子宮筋腫核出術を腹腔鏡下で行うとき、普通は、取り出す筋腫の方が、腹腔鏡手術の「傷」よりはるかに大きいわけです。
では、どうやって核出された筋腫を「体外に」取り出すのか?というと、これがなかなか良く考えられていて、「モルセレーション(morcellation)」という手段を用います。
you tubeに動画がありますので、ご紹介してみたいと思います。
例えばこちら。(手術画像です。苦手な方は注意してください)で、画面左上からニョキっと出てきている銀の筒が、今回問題になっている「モルセレーター」と呼ばれる器具です。
これに「吸い取られていっている」白い塊が「筋腫」。
で、0:55位の所を見てもらうとわかると思うのですが、「モルセレーター」の中に「刃」が付いていて、グルグル回っているのが見えますね。
あれで筋腫を「筒の中を通るように」切って、筋腫を体外に取り出したのが1:05のあたり、ブラブラぶら下げているものです。
こんな風に、筋腫の塊を「筒の中を通るように切って」取り出してくるんですね。
「モルセレーション(morcellation)」は「細切」という意味です。
(ちなみに、このyou tubeの先生たちは、結構上手いです。これだけ筋腫を一回で「長く」切り出してくるには、相当なコツが要ります。今回の話題とは直接関係が無いのですが、1:03のあたりでモルセレーターの「刃」が出たままでカメラを引き抜いているように見えます。これはちょっと気になりますが。)

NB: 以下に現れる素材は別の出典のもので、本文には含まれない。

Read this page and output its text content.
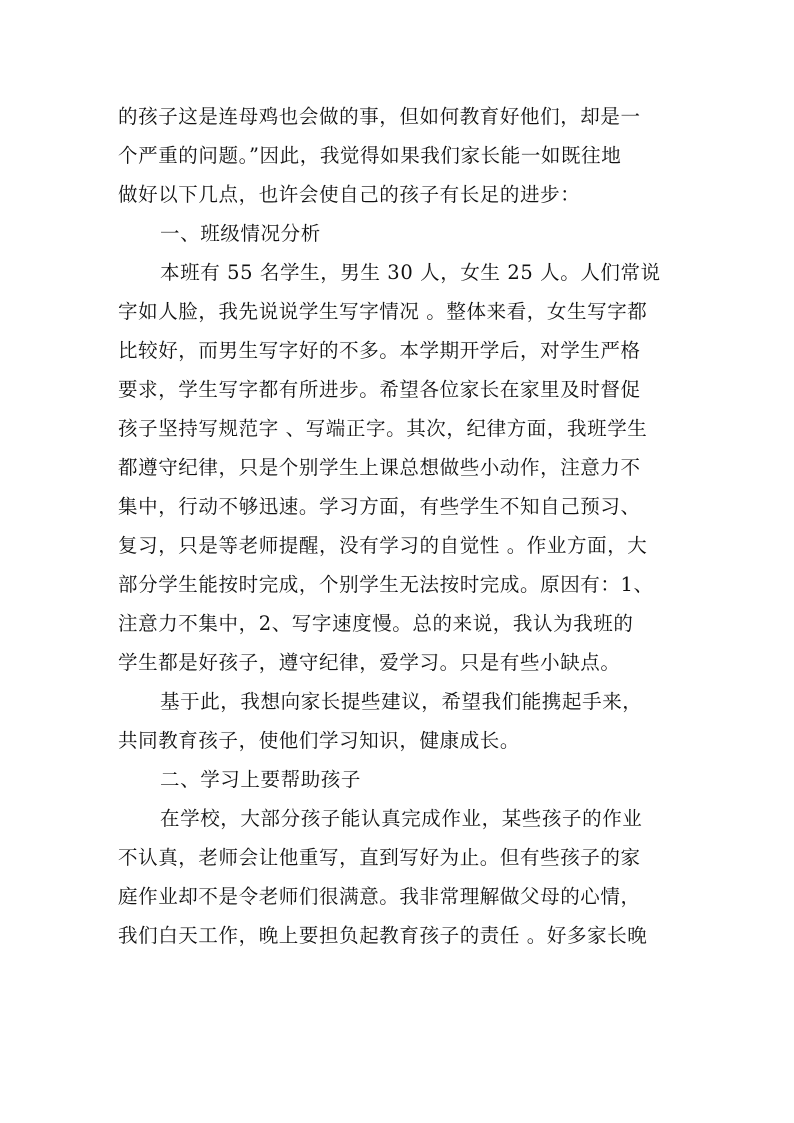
的孩子这是连母鸡也会做的事，但如何教育好他们，却是一
个严重的问题。”因此，我觉得如果我们家长能一如既往地
做好以下几点，也许会使自己的孩子有长足的进步：
一、班级情况分析
本班有 55 名学生，男生 30 人，女生 25 人。人们常说
字如人脸，我先说说学生写字情况 。整体来看，女生写字都
比较好，而男生写字好的不多。本学期开学后，对学生严格
要求，学生写字都有所进步。希望各位家长在家里及时督促
孩子坚持写规范字 、写端正字。其次，纪律方面，我班学生
都遵守纪律，只是个别学生上课总想做些小动作，注意力不
集中，行动不够迅速。学习方面，有些学生不知自己预习、
复习，只是等老师提醒，没有学习的自觉性 。作业方面，大
部分学生能按时完成，个别学生无法按时完成。原因有：1、
注意力不集中，2、写字速度慢。总的来说，我认为我班的
学生都是好孩子，遵守纪律，爱学习。只是有些小缺点。
基于此，我想向家长提些建议，希望我们能携起手来，
共同教育孩子，使他们学习知识，健康成长。
二、学习上要帮助孩子
在学校，大部分孩子能认真完成作业，某些孩子的作业
不认真，老师会让他重写，直到写好为止。但有些孩子的家
庭作业却不是令老师们很满意。我非常理解做父母的心情，
我们白天工作，晚上要担负起教育孩子的责任 。好多家长晚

で、2:30の所。モルセレーションで出来た筋腫の「カス」を拾っていますよね。
その後も2:43位の所とか、3:00~3:07の所とか、3:16~3:30とか。
こんな感じで、モルセレーションすると、筋腫の「カス」が飛び散ります。

これがバックグラウンドです。

で、今回、4月17日付で、FDAが、腹腔鏡手術時に、この「モルセレーター」の使用を「推奨しない」と発表して、この分野では騒ぎになっております
えっと、リンクはこちら。の、ちょっと下に行ったところの「Summary of Problem and Scope:」の終わりの方に、太字になっている部分があります。

If laparoscopic power morcellation is performed in women with unsuspected uterine sarcoma, there is a risk that the procedure will spread the cancerous tissue within the abdomen and pelvis, significantly worsening the patient’s likelihood of long-term survival. For this reason, and because there is no reliable method for predicting whether a woman with fibroids may have a uterine sarcoma, the FDA discourages the use of laparoscopic power morcellation during hysterectomy or myomectomy for uterine fibroids.

ですね。
何と書いてあるかというと、

「筋腫」と思い込んで取ってみたら、実は、結果的に「悪性だった」なんてことがある。この場合、モルセレーションをすると、悪性組織をお腹の中にまき散らすことになる。すると、生命予後が悪くなる。
術前に「この筋腫は100%良性!」と断言できる診断方法が無い以上、FDAとしては、「推定」筋腫を、モルセレーションで取り出すことを推奨しない。

といった感じですかね。
FDAのHPは「禁止」とは書かれていなくて、「やってもいいけど知らないよ」といった感じの書きっぷりですが・・・・・。
まあ、事実上は、これに逆らってやるか?と言われると、流石に、ねぇ。

患者さん側にも、「これ確認しなよ!」として、こんな風に書いてありますよ。

If laparoscopic hysterectomy or myomectomy is recommended, ask your health care provider if power morcellation will be performed during your procedure, and to explain why he or she believes it is the best treatment option for you.
(もし、自分の手術が腹腔鏡下で行われるなら、その際、「モルスレーション」が行われるのかどうかちゃんと確認しなさいね。)

とのことです。

で、何より、「モルセレーター」の販売元の会社が「販売活動停止」を宣言しました(でも、「製品回収」ではないそうです)。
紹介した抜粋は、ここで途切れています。